Jade McLeod is a non-binary performer who takes on the gender fluid role of Jo, a character who the subtext and how they play the part lets you know identifies as non-binary. Most audience members will not realize what is happening. It is never clearly or explicitly spelled out, yet they bring a trans fury to the delivery of “You Oughta Know” that transcends gender or identity. It rips the song out of the domain of being purely one thing or the other, and Jade’s acting and singing of it is remarkable. They blow the roof off the building, and do far more justice to the piece than the script does. In the scene it is a simple break-up song, but in the delivery it is epic. The show features no less than three non-binary performers, and they all use their trans identities to flavor a theater piece that never truly addresses their community in any direct way.
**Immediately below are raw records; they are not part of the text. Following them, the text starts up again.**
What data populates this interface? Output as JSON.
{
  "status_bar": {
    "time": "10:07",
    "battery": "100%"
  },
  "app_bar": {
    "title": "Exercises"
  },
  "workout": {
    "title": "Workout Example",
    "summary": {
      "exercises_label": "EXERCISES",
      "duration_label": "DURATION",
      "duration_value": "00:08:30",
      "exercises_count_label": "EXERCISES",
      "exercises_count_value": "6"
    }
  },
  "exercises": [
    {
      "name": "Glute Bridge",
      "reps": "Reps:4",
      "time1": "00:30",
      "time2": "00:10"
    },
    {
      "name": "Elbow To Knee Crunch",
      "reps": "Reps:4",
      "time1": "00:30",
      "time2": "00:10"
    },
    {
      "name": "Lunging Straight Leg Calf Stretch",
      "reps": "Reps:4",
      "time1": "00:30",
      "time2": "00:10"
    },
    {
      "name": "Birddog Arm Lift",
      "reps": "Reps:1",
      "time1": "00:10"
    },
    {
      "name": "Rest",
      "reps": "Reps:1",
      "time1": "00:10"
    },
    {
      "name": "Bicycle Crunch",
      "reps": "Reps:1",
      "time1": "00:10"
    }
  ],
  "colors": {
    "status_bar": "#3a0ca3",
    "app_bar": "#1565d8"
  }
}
But they are there, we see them, and they are amazing.
Two other standouts are Allison Sheppard as Bella, and Lauren Chanel as Frankie. One has to play the victim of an assault, and the other is the black adopted sister who is struggling with her identity on all fronts. They both possess the right voices to bring Alanis to life on stage, and they bring a fierceness to their acting that moves their narratives along nicely. The rest of the cast is good and capable, but you get a feeling some of the guys are out of their comfort zones vocally. The chorus is most effective at transforming “Forgiven” into a choral rhapsody to end Act One. In general the ensemble is tight and focused, and act as Greek chorus to all of the high stakes social drama.
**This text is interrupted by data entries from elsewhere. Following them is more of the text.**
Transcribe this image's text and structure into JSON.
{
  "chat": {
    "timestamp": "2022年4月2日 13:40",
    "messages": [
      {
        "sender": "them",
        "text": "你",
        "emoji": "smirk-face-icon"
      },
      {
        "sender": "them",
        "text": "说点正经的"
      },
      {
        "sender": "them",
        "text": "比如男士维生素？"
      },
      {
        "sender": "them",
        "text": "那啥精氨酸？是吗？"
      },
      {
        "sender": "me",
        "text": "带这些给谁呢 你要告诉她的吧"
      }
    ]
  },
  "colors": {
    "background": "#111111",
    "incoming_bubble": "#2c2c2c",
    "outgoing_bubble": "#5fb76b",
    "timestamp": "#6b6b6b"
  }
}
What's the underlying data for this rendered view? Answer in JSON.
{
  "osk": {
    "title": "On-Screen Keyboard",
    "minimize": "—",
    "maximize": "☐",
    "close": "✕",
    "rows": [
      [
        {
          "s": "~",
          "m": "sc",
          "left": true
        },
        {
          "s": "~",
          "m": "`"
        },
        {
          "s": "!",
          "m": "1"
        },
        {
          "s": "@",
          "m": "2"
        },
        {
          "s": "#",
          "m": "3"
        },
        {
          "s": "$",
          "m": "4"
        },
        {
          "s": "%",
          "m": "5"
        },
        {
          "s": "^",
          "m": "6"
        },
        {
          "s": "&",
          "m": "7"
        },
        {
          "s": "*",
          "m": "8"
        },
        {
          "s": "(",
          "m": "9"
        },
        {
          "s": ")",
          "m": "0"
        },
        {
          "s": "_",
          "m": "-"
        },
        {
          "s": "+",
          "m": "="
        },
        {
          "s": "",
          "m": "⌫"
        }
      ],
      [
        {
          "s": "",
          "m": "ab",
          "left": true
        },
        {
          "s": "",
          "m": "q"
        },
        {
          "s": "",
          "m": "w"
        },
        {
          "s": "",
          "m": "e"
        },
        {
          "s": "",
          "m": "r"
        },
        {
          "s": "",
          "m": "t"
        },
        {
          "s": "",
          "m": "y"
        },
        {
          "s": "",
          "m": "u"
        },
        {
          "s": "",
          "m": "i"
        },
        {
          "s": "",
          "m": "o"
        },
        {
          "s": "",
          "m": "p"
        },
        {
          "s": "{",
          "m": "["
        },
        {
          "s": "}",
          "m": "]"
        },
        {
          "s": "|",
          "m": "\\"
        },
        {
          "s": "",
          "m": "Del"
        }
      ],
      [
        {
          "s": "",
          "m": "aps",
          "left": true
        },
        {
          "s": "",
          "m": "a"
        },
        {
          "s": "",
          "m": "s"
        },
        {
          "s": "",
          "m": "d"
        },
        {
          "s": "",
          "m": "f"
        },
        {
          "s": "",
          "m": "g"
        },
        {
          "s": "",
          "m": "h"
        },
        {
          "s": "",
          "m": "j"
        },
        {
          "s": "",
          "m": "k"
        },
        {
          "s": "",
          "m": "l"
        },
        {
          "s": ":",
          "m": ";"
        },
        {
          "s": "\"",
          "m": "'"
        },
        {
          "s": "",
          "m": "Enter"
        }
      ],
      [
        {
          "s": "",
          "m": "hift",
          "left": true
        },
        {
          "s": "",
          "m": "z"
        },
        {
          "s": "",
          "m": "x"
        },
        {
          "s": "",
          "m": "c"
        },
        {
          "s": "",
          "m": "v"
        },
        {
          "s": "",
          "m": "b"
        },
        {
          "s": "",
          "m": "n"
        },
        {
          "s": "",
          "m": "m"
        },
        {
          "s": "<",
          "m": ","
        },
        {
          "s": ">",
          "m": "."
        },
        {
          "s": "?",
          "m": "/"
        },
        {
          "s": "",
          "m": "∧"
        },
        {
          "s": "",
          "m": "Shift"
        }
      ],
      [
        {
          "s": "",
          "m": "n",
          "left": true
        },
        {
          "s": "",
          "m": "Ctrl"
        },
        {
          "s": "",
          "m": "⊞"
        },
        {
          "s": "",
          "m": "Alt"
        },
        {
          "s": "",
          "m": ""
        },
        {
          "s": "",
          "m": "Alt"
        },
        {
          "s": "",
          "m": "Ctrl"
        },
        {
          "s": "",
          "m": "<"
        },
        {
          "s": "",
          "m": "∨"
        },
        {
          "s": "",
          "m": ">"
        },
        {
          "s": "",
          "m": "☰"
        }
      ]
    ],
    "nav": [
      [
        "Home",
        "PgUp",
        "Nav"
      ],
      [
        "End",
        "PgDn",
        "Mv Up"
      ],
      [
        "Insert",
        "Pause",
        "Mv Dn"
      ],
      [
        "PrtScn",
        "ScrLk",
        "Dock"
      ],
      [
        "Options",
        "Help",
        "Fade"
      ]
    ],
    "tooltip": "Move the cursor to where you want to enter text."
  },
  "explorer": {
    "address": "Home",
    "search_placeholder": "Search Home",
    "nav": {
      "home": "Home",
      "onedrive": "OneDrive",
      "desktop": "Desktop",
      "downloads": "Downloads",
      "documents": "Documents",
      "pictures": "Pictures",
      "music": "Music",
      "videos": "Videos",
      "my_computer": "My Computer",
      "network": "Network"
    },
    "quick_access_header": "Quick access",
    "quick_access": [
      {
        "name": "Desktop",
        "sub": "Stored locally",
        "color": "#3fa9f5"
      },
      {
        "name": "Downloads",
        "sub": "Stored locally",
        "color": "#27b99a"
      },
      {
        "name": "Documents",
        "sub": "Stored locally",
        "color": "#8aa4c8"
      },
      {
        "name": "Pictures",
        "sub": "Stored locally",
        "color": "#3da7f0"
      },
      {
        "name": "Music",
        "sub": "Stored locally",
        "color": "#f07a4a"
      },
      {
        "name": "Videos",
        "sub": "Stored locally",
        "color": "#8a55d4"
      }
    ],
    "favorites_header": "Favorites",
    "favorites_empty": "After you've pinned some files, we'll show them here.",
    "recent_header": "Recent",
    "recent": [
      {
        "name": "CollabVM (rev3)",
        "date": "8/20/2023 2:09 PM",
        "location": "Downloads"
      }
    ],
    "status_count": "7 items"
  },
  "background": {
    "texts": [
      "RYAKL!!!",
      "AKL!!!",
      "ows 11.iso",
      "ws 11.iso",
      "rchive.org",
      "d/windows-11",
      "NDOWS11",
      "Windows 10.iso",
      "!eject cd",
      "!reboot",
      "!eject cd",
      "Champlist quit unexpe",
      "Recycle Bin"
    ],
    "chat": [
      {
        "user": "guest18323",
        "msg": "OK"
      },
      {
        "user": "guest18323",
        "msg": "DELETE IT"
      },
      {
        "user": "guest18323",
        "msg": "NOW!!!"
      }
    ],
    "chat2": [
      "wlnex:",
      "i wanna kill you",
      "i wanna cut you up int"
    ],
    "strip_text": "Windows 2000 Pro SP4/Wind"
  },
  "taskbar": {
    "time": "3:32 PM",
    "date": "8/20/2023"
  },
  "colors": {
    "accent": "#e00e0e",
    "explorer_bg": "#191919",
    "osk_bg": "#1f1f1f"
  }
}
Technically the set is sparse, and relies on projections and lighting tricks to fill out the space rather than huge set pieces. A rock band is above the cast in a loft rather than a pit which contributes to the rock concert feel of everything. Costumes seem to come straight from the 90s with a lot of plaid, but the setting is modern day. Some of it feels a little out of place, but overall there is a nice sheen to the show.
JAGGED LITTLE PILL is half brilliant and half hackneyed, but there are moments when it is dizzyingly great. A clever but overstuffed book married with challenging pop rock songs keeps the cast and audience on their toes, but when it hits the high it is worth it. “You Oughta Know” and “Uninvited” are two of the most amazing pieces of musical theater acting I have seen in years. Alanis Morissette created music that spoke to everyone’s hurt inner bitch, and I suspect most will recognize that person in this show again. The surprising thing is now she’s a soccer mom with a Starbucks gift card and an opioid habit rather than a twenty-something jilted by a TV star. Or alternatively they have become they. My how the 90s have changed now that the dust has settled.
JAGGED LITTLE PILL plays at the Houston Hobby Center through September 10th. Theatre Under the Stars is the producing company that brings in this tour. Photo used features actor Dillon Klena and company of the North American Tour of JAGGED LITTLE PILL by Matthew Murphy and Evan Zimmerman for MurphyMade and was taken in 2022.